I'm looking forward to Thursday's White House "summit" on inner-city kids and faith-based schools, both because it's a really important issue and because a number of panelists (and at least one moderator) are involved with the promising projects and programs recently profiled in Fordham's Who Will Save America's Urban Catholic Schools?

But I've also learned a thing or two about "summits" over the years. When they accomplish anything (rare), it's because tons of groundwork has been done in advance to forge near-agreement among key players on an action plan or program to be announced or inked at the summit itself. Also, they're usually small events where a few really important decision-makers meet with each other "at the summit"--i.e., somewhere above the hillsides inhabited by bureaucrats and staffers and assistant secretaries and such.

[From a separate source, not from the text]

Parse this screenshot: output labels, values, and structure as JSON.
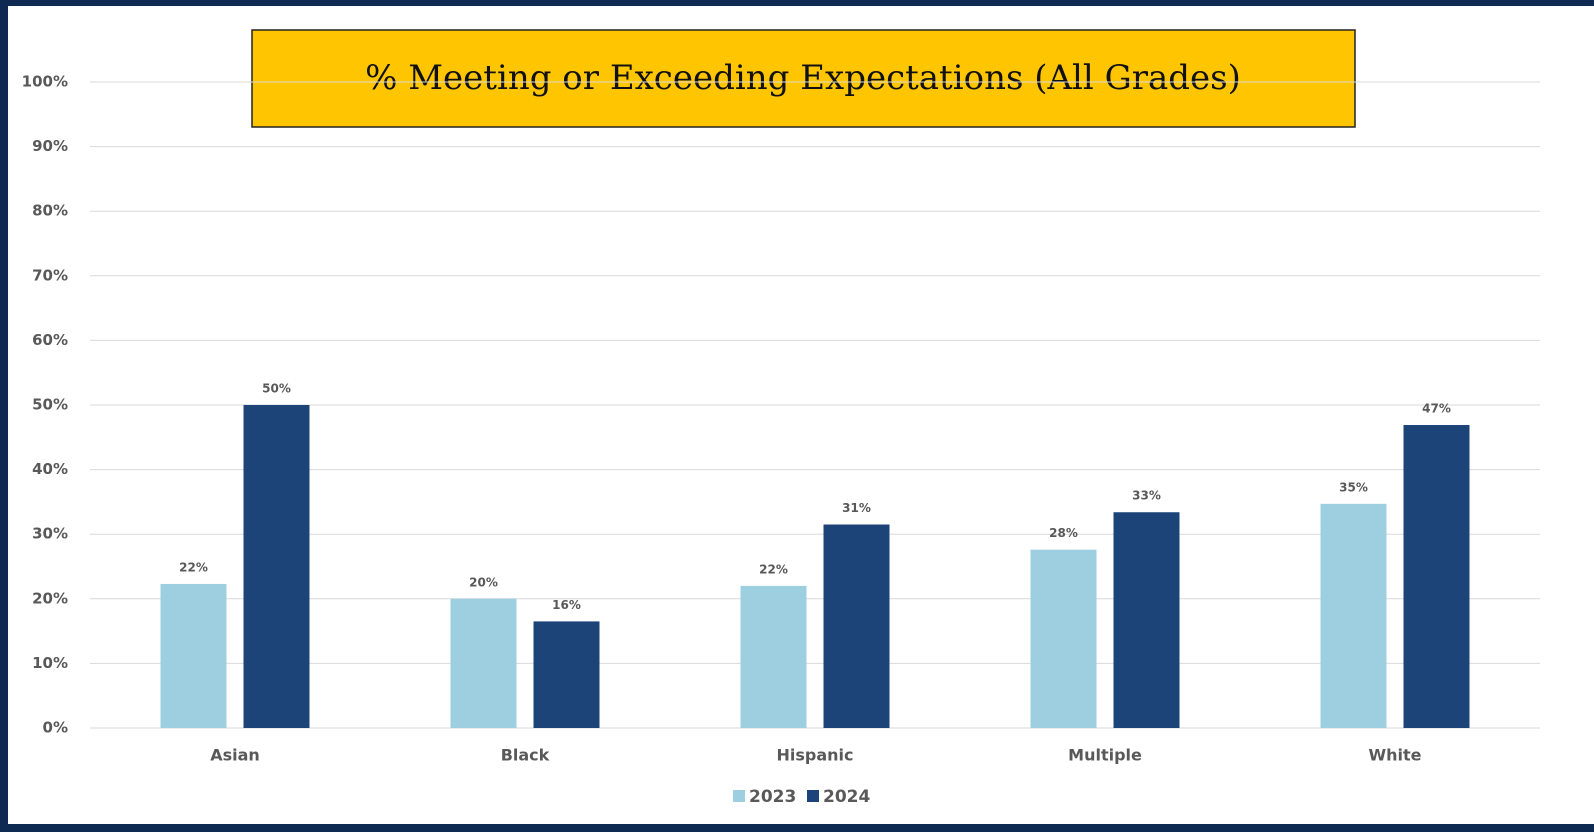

What's coming up this week is more like a conference than a summit. There will be a cast of thousands. Problems and ideas will surely be aired, perhaps brilliantly examined, but to the best of my knowledge, no action plan will be announced for none has been agreed to. I worry that the tone will be set by the President's remarks at the prayer breakfast the other day that Catholic schools need to be "saved." That's oversimplified and na??ve, at least for elected officials. (The pope and his bishops are another story.) However, helping more poor kids to attend such schools is a legitimate public policy objective toward which actual programs can be mounted. If Thursday's event gets us any closer to such programs, I'll be pleasantly surprised.